Not too happy about his teeth and boy bits being fiddled with









Are we done yet?


----------



## robinhuerta (Apr 21, 2007)

Aish!!
He looks GREAT!! WOW has he matured! Don't worry much...he should not grow much more....he should be fine.
I am very proud of you!!...actually BOTH of you!
CONGRATS!!!!


----------



## qbchottu (Jul 10, 2011)

Thank you Robin! My heart was just bursting with pride today. He performed so well and was an absolute darling. I probably gave him a thousand kisses and snuggles today :wub:


----------



## robinhuerta (Apr 21, 2007)

If I could....I would hug both of you!!
BTW...who was the judge?


----------



## qbchottu (Jul 10, 2011)

Well, until we get to meet again (hopefully at the next show in IL), here's a big internet hug to you! Whiskey sends his sloppy doggie kisses!

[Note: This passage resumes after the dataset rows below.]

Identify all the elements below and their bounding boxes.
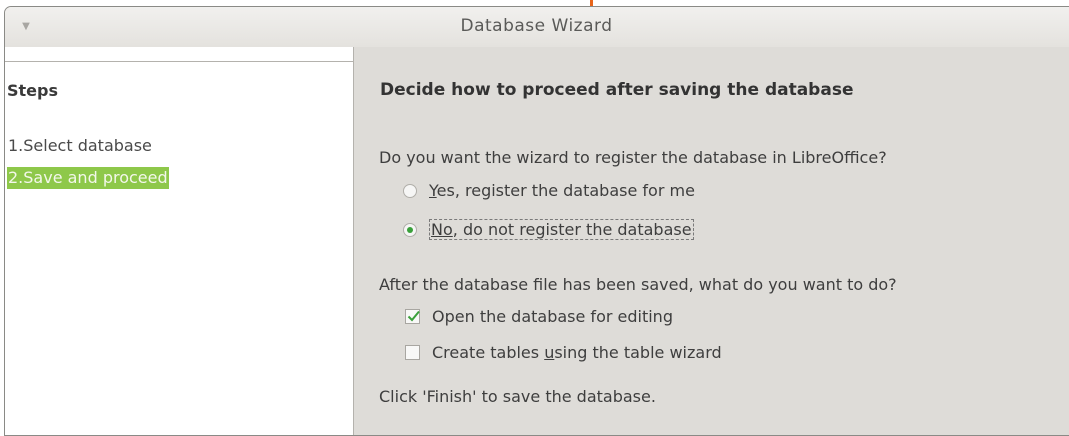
register-no-radio[interactable] bbox=[403, 222, 417, 237]
page-heading: Decide how to proceed after saving the d… bbox=[380, 80, 854, 100]
create-tables-rest: sing the table wizard bbox=[554, 343, 722, 362]
register-yes-rest: es, register the database for me bbox=[436, 181, 695, 200]
create-tables-option[interactable]: Create tables using the table wizard bbox=[405, 343, 722, 362]
register-yes-option[interactable]: Yes, register the database for me bbox=[403, 181, 695, 200]
register-no-label[interactable]: No, do not register the database bbox=[429, 219, 694, 240]
create-tables-mnemonic: u bbox=[544, 343, 555, 362]
window-title: Database Wizard bbox=[460, 16, 613, 36]
checkmark-icon bbox=[407, 310, 420, 322]
database-wizard-window: ▼ Database Wizard Steps 1.Select databas… bbox=[4, 6, 1069, 436]
open-for-editing-checkbox[interactable] bbox=[405, 309, 420, 324]
register-no-option[interactable]: No, do not register the database bbox=[403, 219, 694, 240]
create-tables-label[interactable]: Create tables using the table wizard bbox=[432, 343, 722, 362]
step-select-database[interactable]: 1.Select database bbox=[7, 135, 153, 157]
title-bar[interactable]: ▼ Database Wizard bbox=[5, 7, 1069, 48]
step-save-and-proceed[interactable]: 2.Save and proceed bbox=[7, 167, 169, 189]
register-no-mnemonic: No bbox=[431, 220, 453, 239]
create-tables-prefix: Create tables bbox=[432, 343, 545, 362]
register-question: Do you want the wizard to register the d… bbox=[379, 148, 887, 167]
create-tables-checkbox[interactable] bbox=[405, 345, 420, 360]
steps-divider bbox=[5, 61, 353, 62]
register-yes-label[interactable]: Yes, register the database for me bbox=[429, 181, 695, 200]
steps-heading: Steps bbox=[7, 81, 58, 100]
content-pane: Decide how to proceed after saving the d… bbox=[354, 47, 1069, 435]
finish-note: Click 'Finish' to save the database. bbox=[379, 387, 656, 406]
steps-pane: Steps 1.Select database 2.Save and proce… bbox=[5, 47, 354, 435]
register-yes-mnemonic: Y bbox=[429, 181, 437, 200]
register-no-rest: , do not register the database bbox=[452, 220, 692, 239]
register-yes-radio[interactable] bbox=[403, 183, 417, 198]
after-save-question: After the database file has been saved, … bbox=[379, 275, 897, 294]
open-for-editing-option[interactable]: Open the database for editing bbox=[405, 307, 673, 326]
open-for-editing-label[interactable]: Open the database for editing bbox=[432, 307, 673, 326]
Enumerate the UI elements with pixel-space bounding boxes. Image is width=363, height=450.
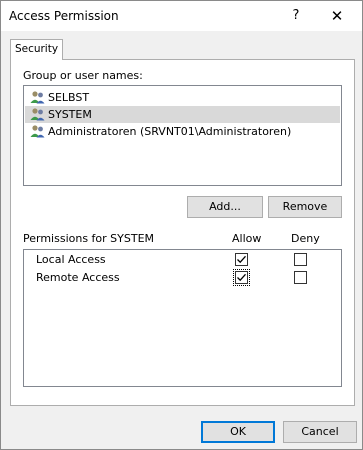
tab-security[interactable]: Security	[10, 39, 63, 60]
help-button[interactable]: ?	[284, 5, 308, 27]
security-panel: Group or user names: SELBST SYSTEM Admin…	[10, 59, 355, 406]
user-group-icon	[30, 108, 45, 121]
cancel-button[interactable]: Cancel	[283, 421, 357, 443]
checkmark-icon	[237, 273, 246, 282]
local-access-allow-checkbox[interactable]	[235, 253, 248, 266]
remote-access-allow-checkbox[interactable]	[235, 271, 248, 284]
list-item-label: SELBST	[48, 91, 90, 104]
list-item-label: Administratoren (SRVNT01\Administratoren…	[48, 125, 292, 138]
deny-column-header: Deny	[291, 232, 320, 245]
list-item-administratoren[interactable]: Administratoren (SRVNT01\Administratoren…	[25, 123, 340, 140]
user-group-icon	[30, 125, 45, 138]
access-permission-dialog: Access Permission ? ✕ Security Group or …	[0, 0, 363, 450]
local-access-deny-checkbox[interactable]	[294, 253, 307, 266]
add-button[interactable]: Add...	[187, 196, 263, 218]
list-item-selbst[interactable]: SELBST	[25, 89, 340, 106]
close-button[interactable]: ✕	[325, 5, 349, 27]
list-item-label: SYSTEM	[48, 108, 92, 121]
remote-access-deny-checkbox[interactable]	[294, 271, 307, 284]
list-item-system[interactable]: SYSTEM	[25, 106, 340, 123]
permission-local-access-label: Local Access	[36, 253, 106, 266]
user-listbox[interactable]: SELBST SYSTEM Administratoren (SRVNT01\A…	[23, 85, 342, 186]
allow-column-header: Allow	[232, 232, 262, 245]
permission-remote-access-label: Remote Access	[36, 271, 120, 284]
permissions-header: Permissions for SYSTEM	[23, 232, 155, 245]
remove-button[interactable]: Remove	[268, 196, 342, 218]
dialog-title: Access Permission	[9, 9, 119, 23]
user-group-icon	[30, 91, 45, 104]
checkmark-icon	[237, 255, 246, 264]
title-bar: Access Permission ? ✕	[1, 1, 362, 31]
group-label: Group or user names:	[23, 69, 143, 82]
ok-button[interactable]: OK	[201, 421, 275, 443]
permissions-list: Local Access Remote Access	[23, 249, 342, 387]
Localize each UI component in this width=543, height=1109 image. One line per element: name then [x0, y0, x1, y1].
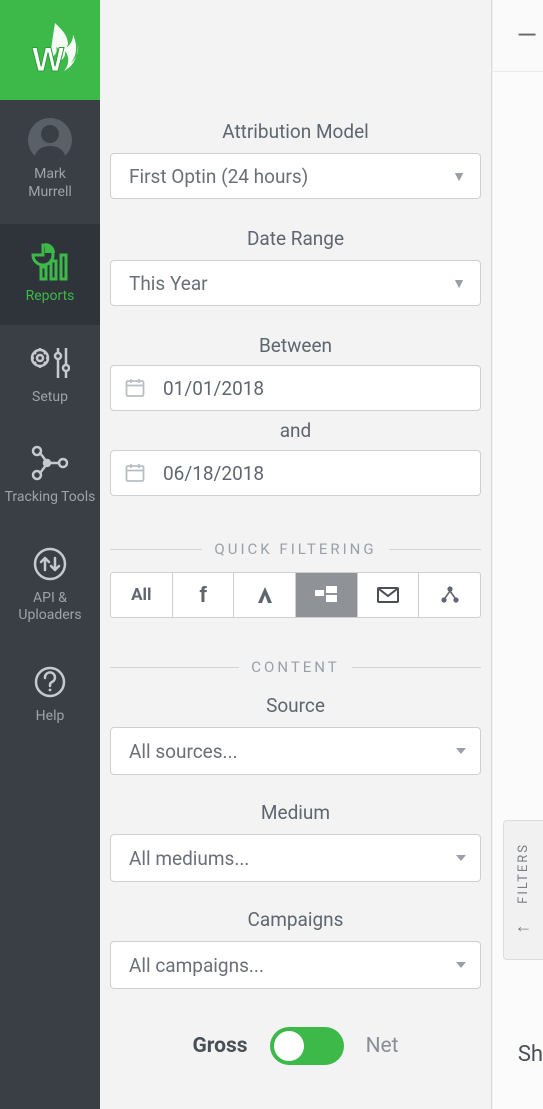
chevron-down-icon — [456, 855, 466, 861]
date-from-input[interactable]: 01/01/2018 — [110, 365, 481, 411]
quick-filter-all[interactable]: All — [111, 573, 173, 617]
date-to-input[interactable]: 06/18/2018 — [110, 450, 481, 496]
sidebar-item-setup[interactable]: Setup — [0, 325, 100, 426]
sidebar-item-help[interactable]: Help — [0, 644, 100, 745]
avatar-icon — [28, 118, 72, 162]
toggle-knob — [274, 1031, 304, 1061]
medium-value: All mediums... — [129, 847, 249, 870]
help-icon — [33, 665, 67, 699]
date-range-label: Date Range — [110, 227, 481, 250]
medium-label: Medium — [110, 801, 481, 824]
date-from-value: 01/01/2018 — [163, 377, 264, 400]
network-icon — [440, 586, 460, 604]
net-label: Net — [366, 1034, 399, 1058]
source-label: Source — [110, 694, 481, 717]
filters-panel: Attribution Model First Optin (24 hours)… — [100, 0, 492, 1109]
attribution-model-value: First Optin (24 hours) — [129, 165, 308, 188]
gross-net-row: Gross Net — [110, 1027, 481, 1065]
sidebar-profile[interactable]: Mark Murrell — [0, 100, 100, 224]
medium-select[interactable]: All mediums... — [110, 834, 481, 882]
email-icon — [377, 587, 399, 603]
quick-filter-row: All f — [110, 572, 481, 618]
campaigns-select[interactable]: All campaigns... — [110, 941, 481, 989]
quick-filtering-heading: QUICK FILTERING — [110, 540, 481, 558]
calendar-icon — [125, 463, 145, 483]
calendar-icon — [125, 378, 145, 398]
sidebar-item-label: Reports — [26, 288, 75, 306]
flame-w-logo-icon: W — [21, 21, 79, 79]
svg-text:W: W — [32, 41, 65, 79]
profile-name-line1: Mark — [34, 166, 66, 184]
segment-icon — [315, 586, 337, 604]
quick-filter-segment[interactable] — [296, 573, 358, 617]
chevron-down-icon — [456, 748, 466, 754]
sidebar-rail: W Mark Murrell — [0, 0, 100, 1109]
adwords-icon — [255, 585, 275, 605]
quick-filter-facebook[interactable]: f — [173, 573, 235, 617]
gross-net-toggle[interactable] — [270, 1027, 344, 1065]
attribution-model-label: Attribution Model — [110, 120, 481, 143]
right-top-bar: — — [493, 0, 543, 72]
quick-filter-email[interactable] — [358, 573, 420, 617]
api-uploaders-icon — [32, 546, 68, 582]
quick-filter-network[interactable] — [419, 573, 480, 617]
sidebar-item-api-uploaders[interactable]: API & Uploaders — [0, 526, 100, 644]
facebook-icon: f — [199, 582, 206, 608]
app-logo[interactable]: W — [0, 0, 100, 100]
campaigns-value: All campaigns... — [129, 954, 264, 977]
sidebar-item-reports[interactable]: Reports — [0, 224, 100, 325]
sidebar-item-label: Setup — [32, 389, 68, 407]
reports-icon — [31, 243, 69, 281]
gross-label: Gross — [192, 1034, 247, 1058]
sidebar-item-tracking-tools[interactable]: Tracking Tools — [0, 425, 100, 526]
source-select[interactable]: All sources... — [110, 727, 481, 775]
profile-name-line2: Murrell — [28, 184, 72, 202]
filters-collapse-tab[interactable]: FILTERS ← — [503, 820, 543, 960]
chevron-down-icon: ▼ — [452, 168, 466, 185]
attribution-model-select[interactable]: First Optin (24 hours) ▼ — [110, 153, 481, 199]
dash-icon: — — [517, 21, 537, 51]
sidebar-item-label: Tracking Tools — [5, 489, 96, 507]
tracking-tools-icon — [30, 445, 70, 481]
truncated-text: Sh — [518, 1042, 543, 1067]
between-label: Between — [110, 334, 481, 357]
chevron-down-icon: ▼ — [452, 275, 466, 292]
campaigns-label: Campaigns — [110, 908, 481, 931]
date-range-value: This Year — [129, 272, 208, 295]
arrow-left-icon: ← — [515, 916, 533, 937]
date-to-value: 06/18/2018 — [163, 462, 264, 485]
content-heading: CONTENT — [110, 658, 481, 676]
source-value: All sources... — [129, 740, 238, 763]
filters-tab-label: FILTERS — [516, 843, 531, 904]
date-range-select[interactable]: This Year ▼ — [110, 260, 481, 306]
chevron-down-icon — [456, 962, 466, 968]
and-label: and — [110, 419, 481, 442]
sidebar-item-label: Help — [36, 708, 65, 726]
right-area: — FILTERS ← Sh — [492, 0, 543, 1109]
setup-icon — [30, 346, 70, 380]
sidebar-item-label: API & Uploaders — [4, 590, 96, 625]
quick-filter-adwords[interactable] — [234, 573, 296, 617]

Judge was Johannes Grewe. He pretty much does all the shows in this area I think...


----------



## robinhuerta (Apr 21, 2007)

I'm such a turd....CONGRATS on Wiva also!!
I am so fortunate as a breeder to have one of my dogs a part of your life.
_*not because of the showing aspect*..._but because you have done such a wonderful job in raising him. You are "molding" him to be a solid representation of this breed....and *FOR THIS* I am grateful.
He is socialized, trained and loved....what more can a breeder ask??
**Thank you!**


----------



## qbchottu (Jul 10, 2011)

Thank you so much Robin... That touched me. Yes, Whiskey is truly my heart. He will always have the best and I hope he achieves all that he is capable of. And I'll be sure to work my butt off to make sure that happens!


----------



## Kayos and Havoc (Oct 17, 2002)

Congrats to you guys!!!! 

Is your Drache Feld pup from a breeder in Kentucky? Just curious, I heard about them while I lived out there years ago, nice dogs.


----------



## qbchottu (Jul 10, 2011)

Yep. Drache Feld is located in Winchester, KY. I train with Charlie Starr so I'm at their farm every weekend. Fantastic people and GREAT dogs. Good temperaments, working ability and structure.


----------



## Hillary_Plog (Apr 3, 2011)

Congrats...I knew both of you would do well!


----------



## mthurston0001 (Jul 12, 2009)

Hey now, a win is a win!


----------



## marshies (May 18, 2011)

Congrats!
They both look awesome!


----------